Law & Politics
Social housing in Berlin
Rent subsidy for social housing: Berlin's new support from 2016
From January 2016, tenants in Berlin's social housing could apply for a rent subsidy when net cold rent exceeded 30 per cent of their household income. The rules at a glance.
Peter Guthmann
On 1 January 2016, Berlin introduced a new rent subsidy for tenants in social housing. The core rule: any household spending more than 30 per cent of its assessable gross income on net cold rent could apply for financial support from the state of Berlin.
The 30 per cent threshold followed the common rule of thumb that housing costs should not exceed roughly a third of net income. In many of Berlin's social housing units, that limit had long been surpassed.
Lower threshold for poorly insulated buildings
For tenants in buildings with poor energy efficiency, a lower threshold of 25 per cent applied. The reasoning: anyone living in a poorly insulated apartment pays not only rent but also above-average heating and hot water costs. The reduced threshold was meant to cushion this double burden.
Restriction for expiring subsidy programmes
For social housing units affected by the discontinuation of follow-on subsidies, there was a restriction: only households whose lease was signed before 1 January 2016 were eligible.
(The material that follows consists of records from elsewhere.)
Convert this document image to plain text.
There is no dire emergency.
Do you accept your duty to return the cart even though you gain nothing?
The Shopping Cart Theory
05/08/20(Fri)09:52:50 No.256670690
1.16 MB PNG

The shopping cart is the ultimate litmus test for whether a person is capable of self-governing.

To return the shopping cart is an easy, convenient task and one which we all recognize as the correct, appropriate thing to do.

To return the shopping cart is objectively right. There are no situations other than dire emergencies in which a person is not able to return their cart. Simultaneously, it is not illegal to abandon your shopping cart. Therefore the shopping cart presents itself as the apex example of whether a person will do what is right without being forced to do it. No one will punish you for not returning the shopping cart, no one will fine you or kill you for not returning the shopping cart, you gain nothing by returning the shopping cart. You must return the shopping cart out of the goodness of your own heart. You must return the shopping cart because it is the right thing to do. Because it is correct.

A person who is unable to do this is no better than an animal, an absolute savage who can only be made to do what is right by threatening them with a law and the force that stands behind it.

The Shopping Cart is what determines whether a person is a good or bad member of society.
This protected existing tenants from abrupt rent increases while excluding new tenants in units with expiring rent controls.
Background: since the end of the follow-on funding programme in 2003, many social housing units had gradually fallen out of rent regulation. The transitional rule was designed to cushion the impact for long-term tenants without creating incentives to move into such units.
Annual application required
The subsidy was approved for one year at a time. After that, a new application had to be submitted. This allowed the authorities to account for changes in income, rent level or living situation. The application form was available for download on the website of the Senate Department for Urban Development and the Environment.
Requirement: publicly funded housing
The basic prerequisite was living in a unit that had been built with public funding and was subject to occupancy and rent restrictions. Not every affordable apartment in Berlin qualified as social housing in the legal sense.
Why the reform was introduced
The new subsidy responded to a paradox: in some cases, rents in Berlin's social housing actually exceeded rents on the open market. The subsidy aimed to ensure that publicly funded housing genuinely provided relief for low-income households. For owners of social housing units, little changed. Rents stayed the same; only the financing shifted partly from the tenant household to the state of Berlin.